Marino likes to comment that if God meant for us to breathe underwater he would have given us gills. He said it for Luke to hear, and I wonder if Marino has a clue that Luke just volunteered to buddy dive with me, if words were exchanged between the two of them in the parking lot.
“All the bodies we get out of water around here,” Marino continues. “Bays, lakes, rivers, the ocean. And the fire guys and the guardsmen and even rescue dive teams, they don’t want to deal with floaters.”
“That’s not what they’re in the business to deal with,” I remark, and whenever he is full of himself like this and talking nonstop I get ready to find out something I won’t be happy about.
“If we just had a boat. I got my captain’s license, and it would be nothing to be in business. A Zodiac Hurricane rigid-hull inflatable, a twenty-one-footer, two-forty-horsepower inboard jet would be plenty. Maybe we could try to get grant money for new drysuits and also a boat and keep it back here on a trailer and then we got our own way to handle things,” he says confidently. “I could be in charge of that easy. It’s what I know like the back of my hand.”
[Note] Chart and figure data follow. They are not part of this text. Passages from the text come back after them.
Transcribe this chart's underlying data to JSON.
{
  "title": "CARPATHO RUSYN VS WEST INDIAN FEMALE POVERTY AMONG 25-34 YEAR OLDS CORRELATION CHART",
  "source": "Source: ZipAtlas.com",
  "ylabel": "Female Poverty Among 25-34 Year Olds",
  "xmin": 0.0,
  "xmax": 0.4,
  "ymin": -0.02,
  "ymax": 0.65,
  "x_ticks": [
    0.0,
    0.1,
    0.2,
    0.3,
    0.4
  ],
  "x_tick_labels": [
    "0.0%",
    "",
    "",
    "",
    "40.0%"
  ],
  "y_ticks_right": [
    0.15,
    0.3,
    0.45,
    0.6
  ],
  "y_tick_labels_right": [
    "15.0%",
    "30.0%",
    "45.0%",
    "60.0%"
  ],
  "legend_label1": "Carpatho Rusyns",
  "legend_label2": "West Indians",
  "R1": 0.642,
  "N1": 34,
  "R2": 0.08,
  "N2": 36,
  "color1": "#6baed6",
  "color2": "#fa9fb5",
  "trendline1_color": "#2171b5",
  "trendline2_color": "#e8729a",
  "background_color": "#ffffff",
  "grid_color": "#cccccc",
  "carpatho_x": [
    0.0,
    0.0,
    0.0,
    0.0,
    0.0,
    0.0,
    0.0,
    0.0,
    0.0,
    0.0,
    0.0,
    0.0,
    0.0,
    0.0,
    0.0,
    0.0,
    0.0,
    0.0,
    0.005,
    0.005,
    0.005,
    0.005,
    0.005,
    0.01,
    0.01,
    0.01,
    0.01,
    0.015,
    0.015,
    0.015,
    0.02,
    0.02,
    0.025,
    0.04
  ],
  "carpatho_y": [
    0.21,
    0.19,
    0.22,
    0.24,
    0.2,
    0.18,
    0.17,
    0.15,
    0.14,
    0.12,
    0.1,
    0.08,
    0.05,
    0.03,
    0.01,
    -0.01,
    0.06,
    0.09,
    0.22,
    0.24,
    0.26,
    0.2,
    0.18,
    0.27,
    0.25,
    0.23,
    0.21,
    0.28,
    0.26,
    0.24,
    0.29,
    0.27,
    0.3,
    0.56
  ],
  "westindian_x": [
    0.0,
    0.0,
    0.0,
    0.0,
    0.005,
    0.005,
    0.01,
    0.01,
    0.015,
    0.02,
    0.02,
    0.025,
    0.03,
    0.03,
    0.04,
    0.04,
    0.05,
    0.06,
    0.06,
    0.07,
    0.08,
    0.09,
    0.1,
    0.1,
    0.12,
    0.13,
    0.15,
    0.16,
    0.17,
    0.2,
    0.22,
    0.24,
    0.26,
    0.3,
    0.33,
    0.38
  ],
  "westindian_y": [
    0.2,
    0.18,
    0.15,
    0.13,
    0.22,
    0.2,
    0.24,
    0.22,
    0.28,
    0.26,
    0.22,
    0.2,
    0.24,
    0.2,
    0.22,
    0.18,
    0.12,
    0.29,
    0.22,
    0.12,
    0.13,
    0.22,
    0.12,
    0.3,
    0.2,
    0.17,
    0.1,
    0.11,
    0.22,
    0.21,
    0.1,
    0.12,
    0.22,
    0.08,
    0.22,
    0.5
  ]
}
Traffic is heavy as we pull onto Memorial Drive, the gate frozen open behind us as other CFC employees turn into the lot.
“I’d make sure everything is stocked and stowed perfectly and deconned,” he says. “Would do everything by the book so no worries about some defense attorney saying evidence is contaminated. If you’re still going this afternoon, I should be with you. I don’t want you alone if it’s anywhere near Channing Lott.”
“I don’t think he’ll be in a position to do anything to me inside the federal courthouse, with marshals everywhere.”
“Problem is who a scumbag like that might have on the outside,” Marino says. “Someone with his money could pay anybody to do anything.”
“Apparently he didn’t bother paying anything when he decided to have his wife murdered.”
“No shit. Probably a good thing for him that he’s been locked up all this time. I wouldn’t want to promise some hit man a hundred g’s and then not ante up.”
“Do we have transport?”
“Yeah. Toby will be waiting at the Coast Guard base with one of the vans. I told him he doesn’t need to head out until at least an hour from now.”
On the other side of the busy street bending around our building, the river flows deep blue and sparkles in the sun, and leaves of hardwood trees along the embankment are beginning to turn yellow and red where the cold water chills the air. Fall is late this year, not a single frost yet, and most of the trees are green on the verge of brown. I fear we will transition straight to winter, which this far north can happen almost instantly.
“I know about the e-mail,” Marino finally says, and I figured he would get around to it eventually.
I can’t imagine Lucy didn’t tell him, and I say as much.
“How come you didn’t call me right away?” he asks.
Across the river are the high-rises of downtown Boston, and on the other side of them the inner and outer harbors and the Massachusetts Bay, where a fireboat waits for us. I hope the leatherback made it. I will feel sick to my soul if it drowned.
“I didn’t know if you were off the plane or why I should bother you with it,” I reply. “Some disturbed person who wanted to get a rise out of me and unfortunately succeeded. I hope it’s nothing more than an ugly prank.”